Putting the API first
The Timeseries API handles 500 million calls a day. Let’s find out why they put their API first, how it benefits them - and how it could benefit you.
Imagine you wanted to call a friend to ask for help with a project you were working on. Instead of just pressing the call button in his contact, you had to figure out which phone he had, who his cell phone provider was or what technology his provider used.
Would you bother making the call if it wasn’t an important one? In a way, this was the case of our time series data: time-stamped measurements coming from devices such as sensors in the field.
“Until now, everyone who wanted to access time series data from our industry had to maneuver a lot of different systems and software - depending on the company, operator or even the installation. A key part of making this work easier is the Timeseries API.”
Geir Arne Rødde
This isn’t just any old API with a few calls here and there - the Timeseries API handles more than 500 million calls daily. Yeah, you read that right!
That’s a staggering amount of information flowing both ways, which gives the team some challenges to face and solve. Let’s find out how they got it done.
What is time series data?
Think of it as VQT: value, quality and timestamp.
Value is the sensor data, quality determines how trustworthy the value is and timestamp gives us the time data was recorded.
Stay in the Loop
Focusing on safety
The team started working in 2018 and Erik Aareskjold Idland was one of the main developers on the Timeseries API. While some might take an approach of assigning a bunch of people to “just get to work”, they took another approach entirely.
“We sat down, thought about and planned everything we wanted to do - before getting down to business and quickly writing the code. I think that’s why we were able to succeed like we have.”
Erik Aareskjold Idland
Naturally, one of the first steps and issues they had to solve was security - we don’t want everyone to be able to access all these data straight from our databases. What they did want however, is to make sure that the API was designed for externals right from the beginning.
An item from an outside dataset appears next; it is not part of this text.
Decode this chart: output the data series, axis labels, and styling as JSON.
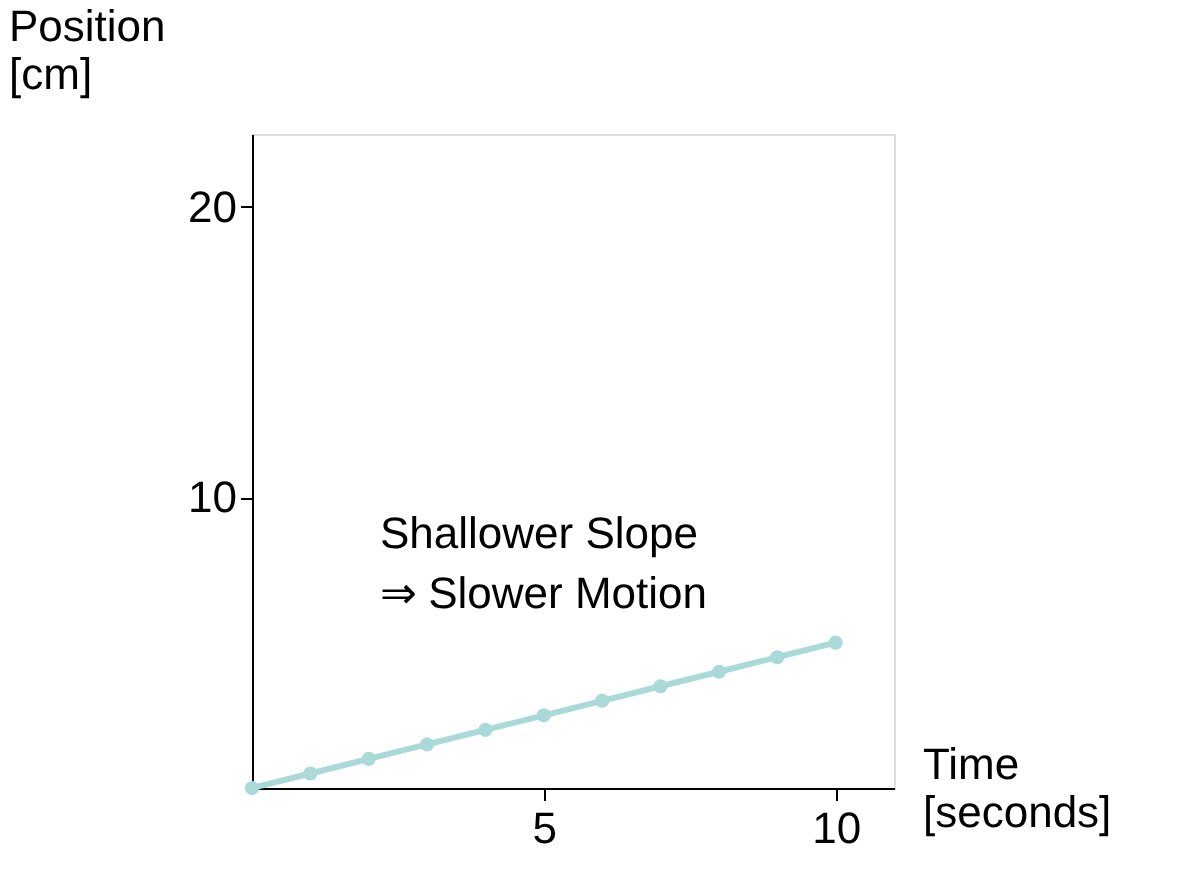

“Our main strategy is to “close everything”, but then to open it up for those who need it, with Azure providing access and authorization. No one connects to our databases directly,” Erik says.
The use of Azure AD in Equinor also meant it was considerably easier to implement granular security, fine-tuning what level of access users would have.
“We can give access to data from individual sensors and tags if needed. When that was requested, we solved it almost instantly because of the way Azure authentication works and we had planned for this flexibility in our backend,” Erik explains.
The Timeseries API handles..
Timeseries API at a glance
- Access to sensor data from all Equinor operated plants, onshore and offshore.
- Designed for both internal (Equinor) and external (vendors, partners) usage.
- Swagger / OpenAPI
- Technology agnostic, so that backend technology stack may be changed without affecting consumers.
- Security in focus, granular access control at different levels.
- Consumers can create and share new timeseries, so that new insight can be gained.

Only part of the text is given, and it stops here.